Rektor UIBBC Tegaskan Transparansi Beasiswa CSR BI: Dana Rp5 Juta Murni untuk Pendidikan
CIREBON, (divipromedia.com). – Rektor Universitas Islam Bunga Bangsa Cirebon (UIBBC), H. Oman Fathurrahman, menegaskan bahwa tidak ada praktik pungutan liar (pungli) dalam penyaluran beasiswa Corporate Social Responsibility (CSR) dari Bank Indonesia (BI) di lingkungan kampusnya.
Pernyataan ini disampaikan sebagai klarifikasi atas isu yang sempat mencuat di publik terkait dugaan pemotongan dana beasiswa mahasiswa.
Menurut Oman, dana beasiswa BI sebesar Rp6 juta per mahasiswa telah disalurkan sesuai ketentuan dan dibagi ke dalam dua komponen utama, yaitu Rp5 juta untuk biaya pendidikan dan Rp1 juta untuk kebutuhan hidup (living cost) mahasiswa.
“Isu pemotongan itu salah kaprah. Dana Rp5 juta bukanlah potongan, melainkan memang dialokasikan untuk biaya pendidikan mahasiswa. Sementara Rp1 juta diberikan langsung kepada mahasiswa untuk kebutuhan hidup mereka,” jelas Oman dalam keterangannya, Kamis (30/10/2025).

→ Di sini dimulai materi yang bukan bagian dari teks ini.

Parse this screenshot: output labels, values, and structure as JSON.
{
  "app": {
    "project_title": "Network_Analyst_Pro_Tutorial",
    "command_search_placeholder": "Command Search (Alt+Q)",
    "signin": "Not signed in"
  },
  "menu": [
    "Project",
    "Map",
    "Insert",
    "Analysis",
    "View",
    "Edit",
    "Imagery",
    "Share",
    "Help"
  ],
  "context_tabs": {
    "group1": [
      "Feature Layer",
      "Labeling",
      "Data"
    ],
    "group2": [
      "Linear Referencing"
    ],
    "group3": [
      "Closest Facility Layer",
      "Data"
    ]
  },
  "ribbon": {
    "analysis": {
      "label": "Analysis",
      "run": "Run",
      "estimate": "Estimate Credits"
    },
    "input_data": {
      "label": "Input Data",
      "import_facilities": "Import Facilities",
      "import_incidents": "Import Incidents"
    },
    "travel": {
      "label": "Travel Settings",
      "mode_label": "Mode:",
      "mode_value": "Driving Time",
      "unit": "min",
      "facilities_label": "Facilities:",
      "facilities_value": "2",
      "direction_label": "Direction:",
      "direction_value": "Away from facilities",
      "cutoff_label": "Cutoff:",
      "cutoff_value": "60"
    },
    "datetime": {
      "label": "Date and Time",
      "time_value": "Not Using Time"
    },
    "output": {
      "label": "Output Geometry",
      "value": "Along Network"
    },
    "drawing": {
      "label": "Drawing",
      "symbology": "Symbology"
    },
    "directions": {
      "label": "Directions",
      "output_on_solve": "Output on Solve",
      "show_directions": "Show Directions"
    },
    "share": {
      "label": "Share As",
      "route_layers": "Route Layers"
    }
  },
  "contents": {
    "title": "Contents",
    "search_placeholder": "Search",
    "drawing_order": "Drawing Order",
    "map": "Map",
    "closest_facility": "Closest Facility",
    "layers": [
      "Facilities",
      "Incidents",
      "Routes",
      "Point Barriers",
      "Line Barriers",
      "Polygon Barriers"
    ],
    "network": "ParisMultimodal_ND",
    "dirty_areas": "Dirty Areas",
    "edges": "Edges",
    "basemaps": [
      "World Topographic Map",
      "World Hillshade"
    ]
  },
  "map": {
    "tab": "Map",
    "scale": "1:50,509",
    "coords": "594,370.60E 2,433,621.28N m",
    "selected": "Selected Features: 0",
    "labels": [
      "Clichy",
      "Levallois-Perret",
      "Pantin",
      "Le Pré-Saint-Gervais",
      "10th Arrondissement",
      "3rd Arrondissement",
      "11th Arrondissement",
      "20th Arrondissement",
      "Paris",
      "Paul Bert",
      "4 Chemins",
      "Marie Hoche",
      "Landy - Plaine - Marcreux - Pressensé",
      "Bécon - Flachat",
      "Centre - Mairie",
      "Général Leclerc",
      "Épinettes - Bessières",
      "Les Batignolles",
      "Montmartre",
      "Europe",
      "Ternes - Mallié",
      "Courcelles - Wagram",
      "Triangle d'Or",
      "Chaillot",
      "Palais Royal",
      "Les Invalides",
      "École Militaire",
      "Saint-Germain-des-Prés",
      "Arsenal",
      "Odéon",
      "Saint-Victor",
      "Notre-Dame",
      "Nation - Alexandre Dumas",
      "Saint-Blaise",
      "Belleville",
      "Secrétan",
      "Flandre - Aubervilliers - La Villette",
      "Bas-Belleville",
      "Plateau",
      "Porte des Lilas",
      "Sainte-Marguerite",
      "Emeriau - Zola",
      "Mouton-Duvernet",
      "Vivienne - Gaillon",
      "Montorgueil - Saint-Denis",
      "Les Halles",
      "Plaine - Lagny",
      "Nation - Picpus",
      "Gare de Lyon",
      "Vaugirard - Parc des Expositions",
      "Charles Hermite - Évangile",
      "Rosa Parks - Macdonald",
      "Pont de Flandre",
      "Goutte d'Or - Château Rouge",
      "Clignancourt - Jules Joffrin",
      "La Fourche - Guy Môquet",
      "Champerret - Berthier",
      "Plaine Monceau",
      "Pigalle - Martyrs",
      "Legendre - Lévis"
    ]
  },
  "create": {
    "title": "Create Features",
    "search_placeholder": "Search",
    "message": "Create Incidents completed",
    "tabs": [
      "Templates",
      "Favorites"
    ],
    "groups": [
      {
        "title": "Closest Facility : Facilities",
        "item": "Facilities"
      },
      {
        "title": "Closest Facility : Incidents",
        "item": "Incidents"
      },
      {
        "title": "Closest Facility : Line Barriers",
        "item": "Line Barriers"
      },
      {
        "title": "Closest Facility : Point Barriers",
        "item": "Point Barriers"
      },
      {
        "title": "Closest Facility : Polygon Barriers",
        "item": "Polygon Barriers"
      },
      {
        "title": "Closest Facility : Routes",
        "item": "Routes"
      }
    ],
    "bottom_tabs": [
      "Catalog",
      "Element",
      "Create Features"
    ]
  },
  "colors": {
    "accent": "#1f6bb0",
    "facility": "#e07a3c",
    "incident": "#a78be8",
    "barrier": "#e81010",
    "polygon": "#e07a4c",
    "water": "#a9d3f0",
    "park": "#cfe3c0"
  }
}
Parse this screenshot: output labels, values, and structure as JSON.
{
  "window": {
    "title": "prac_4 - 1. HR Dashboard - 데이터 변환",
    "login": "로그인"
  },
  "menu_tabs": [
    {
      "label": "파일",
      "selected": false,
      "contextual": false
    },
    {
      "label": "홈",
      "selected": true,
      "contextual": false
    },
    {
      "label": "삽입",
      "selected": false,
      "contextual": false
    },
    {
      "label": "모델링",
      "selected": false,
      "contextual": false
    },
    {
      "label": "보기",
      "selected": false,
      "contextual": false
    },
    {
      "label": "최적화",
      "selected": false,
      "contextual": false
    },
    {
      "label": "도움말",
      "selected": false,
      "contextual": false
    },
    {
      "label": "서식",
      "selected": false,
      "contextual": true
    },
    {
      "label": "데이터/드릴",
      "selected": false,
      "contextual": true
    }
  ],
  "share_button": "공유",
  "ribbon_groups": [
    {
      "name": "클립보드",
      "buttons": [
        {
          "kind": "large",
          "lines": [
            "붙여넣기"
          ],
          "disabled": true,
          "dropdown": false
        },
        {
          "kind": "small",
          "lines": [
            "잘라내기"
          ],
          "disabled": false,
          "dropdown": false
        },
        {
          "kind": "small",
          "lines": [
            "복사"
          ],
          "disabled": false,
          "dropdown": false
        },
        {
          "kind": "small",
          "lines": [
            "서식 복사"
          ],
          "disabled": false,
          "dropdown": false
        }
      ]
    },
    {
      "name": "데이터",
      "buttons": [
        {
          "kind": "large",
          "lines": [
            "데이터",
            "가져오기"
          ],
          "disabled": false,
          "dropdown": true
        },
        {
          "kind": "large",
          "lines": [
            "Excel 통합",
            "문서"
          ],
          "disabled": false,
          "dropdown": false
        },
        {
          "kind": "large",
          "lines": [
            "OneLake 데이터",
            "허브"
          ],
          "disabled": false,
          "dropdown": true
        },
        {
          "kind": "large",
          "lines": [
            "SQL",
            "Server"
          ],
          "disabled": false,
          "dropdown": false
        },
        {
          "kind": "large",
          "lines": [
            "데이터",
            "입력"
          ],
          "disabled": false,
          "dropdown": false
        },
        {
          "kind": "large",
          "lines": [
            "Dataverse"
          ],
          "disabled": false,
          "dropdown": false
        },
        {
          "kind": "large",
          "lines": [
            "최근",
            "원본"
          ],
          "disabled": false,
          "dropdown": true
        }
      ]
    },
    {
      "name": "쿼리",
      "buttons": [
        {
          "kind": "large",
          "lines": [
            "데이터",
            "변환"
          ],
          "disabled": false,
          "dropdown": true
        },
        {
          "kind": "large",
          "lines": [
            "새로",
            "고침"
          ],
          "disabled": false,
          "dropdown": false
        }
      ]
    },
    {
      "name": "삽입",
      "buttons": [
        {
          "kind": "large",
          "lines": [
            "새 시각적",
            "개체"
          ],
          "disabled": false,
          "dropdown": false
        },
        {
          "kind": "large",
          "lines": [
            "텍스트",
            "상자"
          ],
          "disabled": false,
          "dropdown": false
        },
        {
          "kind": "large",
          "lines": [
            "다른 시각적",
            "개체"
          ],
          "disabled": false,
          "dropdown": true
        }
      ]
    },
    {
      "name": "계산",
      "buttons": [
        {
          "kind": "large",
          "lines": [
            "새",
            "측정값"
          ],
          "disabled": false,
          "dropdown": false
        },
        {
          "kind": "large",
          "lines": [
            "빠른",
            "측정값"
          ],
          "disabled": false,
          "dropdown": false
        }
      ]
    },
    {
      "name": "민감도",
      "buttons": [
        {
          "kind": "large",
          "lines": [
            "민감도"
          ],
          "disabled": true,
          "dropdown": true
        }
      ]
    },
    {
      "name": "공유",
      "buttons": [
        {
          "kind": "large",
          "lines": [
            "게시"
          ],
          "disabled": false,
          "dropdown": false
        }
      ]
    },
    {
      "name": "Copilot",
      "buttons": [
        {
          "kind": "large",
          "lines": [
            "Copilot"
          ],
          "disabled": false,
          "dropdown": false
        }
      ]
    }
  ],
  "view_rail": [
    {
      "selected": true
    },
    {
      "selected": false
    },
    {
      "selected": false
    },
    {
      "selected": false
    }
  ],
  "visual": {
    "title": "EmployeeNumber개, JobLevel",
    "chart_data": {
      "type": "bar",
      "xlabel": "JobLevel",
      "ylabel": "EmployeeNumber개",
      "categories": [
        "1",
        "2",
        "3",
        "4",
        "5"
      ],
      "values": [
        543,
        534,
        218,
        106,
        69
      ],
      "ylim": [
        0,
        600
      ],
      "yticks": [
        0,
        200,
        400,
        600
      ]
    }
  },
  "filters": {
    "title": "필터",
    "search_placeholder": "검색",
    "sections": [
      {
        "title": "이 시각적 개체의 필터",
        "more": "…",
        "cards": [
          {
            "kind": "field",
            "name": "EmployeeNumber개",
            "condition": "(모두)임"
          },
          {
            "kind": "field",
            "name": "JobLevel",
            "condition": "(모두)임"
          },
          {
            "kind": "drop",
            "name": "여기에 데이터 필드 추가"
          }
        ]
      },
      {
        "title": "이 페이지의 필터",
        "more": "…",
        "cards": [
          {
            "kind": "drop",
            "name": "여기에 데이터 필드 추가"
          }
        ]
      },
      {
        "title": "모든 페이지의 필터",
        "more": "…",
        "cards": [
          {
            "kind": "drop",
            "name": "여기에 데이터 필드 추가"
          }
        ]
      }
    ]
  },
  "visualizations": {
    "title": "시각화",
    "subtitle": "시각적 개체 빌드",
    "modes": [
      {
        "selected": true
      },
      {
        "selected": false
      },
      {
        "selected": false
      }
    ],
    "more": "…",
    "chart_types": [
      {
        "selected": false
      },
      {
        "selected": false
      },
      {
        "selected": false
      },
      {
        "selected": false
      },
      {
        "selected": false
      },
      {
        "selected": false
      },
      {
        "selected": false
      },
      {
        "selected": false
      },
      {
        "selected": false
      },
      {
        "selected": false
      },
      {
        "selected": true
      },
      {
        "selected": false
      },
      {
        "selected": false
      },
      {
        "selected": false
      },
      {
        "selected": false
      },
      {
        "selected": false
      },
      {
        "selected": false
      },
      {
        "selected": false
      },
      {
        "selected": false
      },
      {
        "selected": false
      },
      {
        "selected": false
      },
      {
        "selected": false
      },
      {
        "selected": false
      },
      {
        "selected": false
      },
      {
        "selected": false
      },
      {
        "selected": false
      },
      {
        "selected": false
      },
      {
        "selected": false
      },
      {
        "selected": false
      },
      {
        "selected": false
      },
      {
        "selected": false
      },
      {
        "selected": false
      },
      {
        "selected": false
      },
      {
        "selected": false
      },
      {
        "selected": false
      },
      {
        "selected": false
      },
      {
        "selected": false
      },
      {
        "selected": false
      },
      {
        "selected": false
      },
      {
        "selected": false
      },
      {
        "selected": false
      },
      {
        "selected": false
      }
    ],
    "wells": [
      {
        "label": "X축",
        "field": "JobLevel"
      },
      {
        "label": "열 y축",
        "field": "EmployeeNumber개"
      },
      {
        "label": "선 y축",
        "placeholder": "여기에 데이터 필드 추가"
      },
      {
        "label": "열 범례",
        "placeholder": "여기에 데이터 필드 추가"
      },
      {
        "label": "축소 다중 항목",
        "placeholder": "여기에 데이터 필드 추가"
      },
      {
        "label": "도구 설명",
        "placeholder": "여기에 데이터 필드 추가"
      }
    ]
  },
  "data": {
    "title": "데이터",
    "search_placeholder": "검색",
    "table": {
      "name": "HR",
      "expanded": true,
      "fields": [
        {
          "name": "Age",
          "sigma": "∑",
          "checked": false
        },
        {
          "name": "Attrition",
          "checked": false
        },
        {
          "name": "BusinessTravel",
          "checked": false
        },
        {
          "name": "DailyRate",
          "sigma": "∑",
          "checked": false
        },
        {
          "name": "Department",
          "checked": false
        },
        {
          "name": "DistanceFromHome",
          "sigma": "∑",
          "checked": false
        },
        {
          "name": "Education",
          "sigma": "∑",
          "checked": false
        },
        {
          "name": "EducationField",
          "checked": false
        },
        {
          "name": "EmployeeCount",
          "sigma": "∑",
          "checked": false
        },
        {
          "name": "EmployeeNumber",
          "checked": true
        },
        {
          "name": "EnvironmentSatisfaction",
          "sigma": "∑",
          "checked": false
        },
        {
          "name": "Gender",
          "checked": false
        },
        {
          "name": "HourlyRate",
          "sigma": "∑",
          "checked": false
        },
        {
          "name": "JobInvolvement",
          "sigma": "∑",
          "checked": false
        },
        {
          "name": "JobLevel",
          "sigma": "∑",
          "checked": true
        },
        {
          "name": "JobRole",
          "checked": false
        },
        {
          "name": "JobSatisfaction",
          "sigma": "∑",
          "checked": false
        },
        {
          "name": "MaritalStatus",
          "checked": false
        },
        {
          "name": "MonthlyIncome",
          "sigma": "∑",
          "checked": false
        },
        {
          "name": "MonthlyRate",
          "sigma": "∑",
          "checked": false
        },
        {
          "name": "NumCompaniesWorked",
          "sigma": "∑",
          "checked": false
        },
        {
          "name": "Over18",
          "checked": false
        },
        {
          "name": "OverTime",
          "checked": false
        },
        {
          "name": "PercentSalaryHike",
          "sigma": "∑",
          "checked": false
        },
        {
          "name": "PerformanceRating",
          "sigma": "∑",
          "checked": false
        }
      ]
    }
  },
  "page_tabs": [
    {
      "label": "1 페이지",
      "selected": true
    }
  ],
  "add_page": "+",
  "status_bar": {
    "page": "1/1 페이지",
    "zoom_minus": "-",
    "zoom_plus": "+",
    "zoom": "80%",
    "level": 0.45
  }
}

Ia menegaskan, sejak berdirinya, UIBBC berkomitmen membantu masyarakat kurang mampu yang ingin melanjutkan pendidikan tinggi. Banyak mahasiswa, kata dia, yang bahkan memperoleh keringanan hingga pembebasan biaya kuliah karena keterbatasan ekonomi.
“Kampus ini hadir untuk membuka akses kuliah bagi masyarakat kecil. Banyak mahasiswa kami yang dibantu sampai lulus tanpa biaya. Justru beasiswa BI ini sangat membantu mereka menutupi tunggakan pendidikan,” ujarnya.
Lebih lanjut, Oman menyebut bahwa sebagian penerima beasiswa BI memang memiliki tunggakan kuliah hingga puluhan juta rupiah. Karena itu, sebagian besar dana beasiswa dialokasikan untuk menutupi biaya akademik agar mahasiswa tidak putus kuliah.
“Ada mahasiswa dengan tunggakan mencapai Rp35 juta. Jadi ketika ada bantuan dari BI, dana tersebut kami gunakan untuk melunasi biaya pendidikan mereka agar tetap bisa kuliah,” tambahnya.
Menanggapi tudingan adanya “setoran” ke pihak kampus atau pihak ketiga, Oman membantah keras. Ia memastikan seluruh proses administrasi, penyaluran, dan pertanggungjawaban beasiswa dilakukan secara transparan dan langsung oleh mahasiswa penerima.
“Tidak ada dana yang disetorkan ke pihak ketiga. Semua proses sesuai mekanisme dari Bank Indonesia, dan laporan pertanggungjawaban disusun langsung oleh mahasiswa,” tegasnya.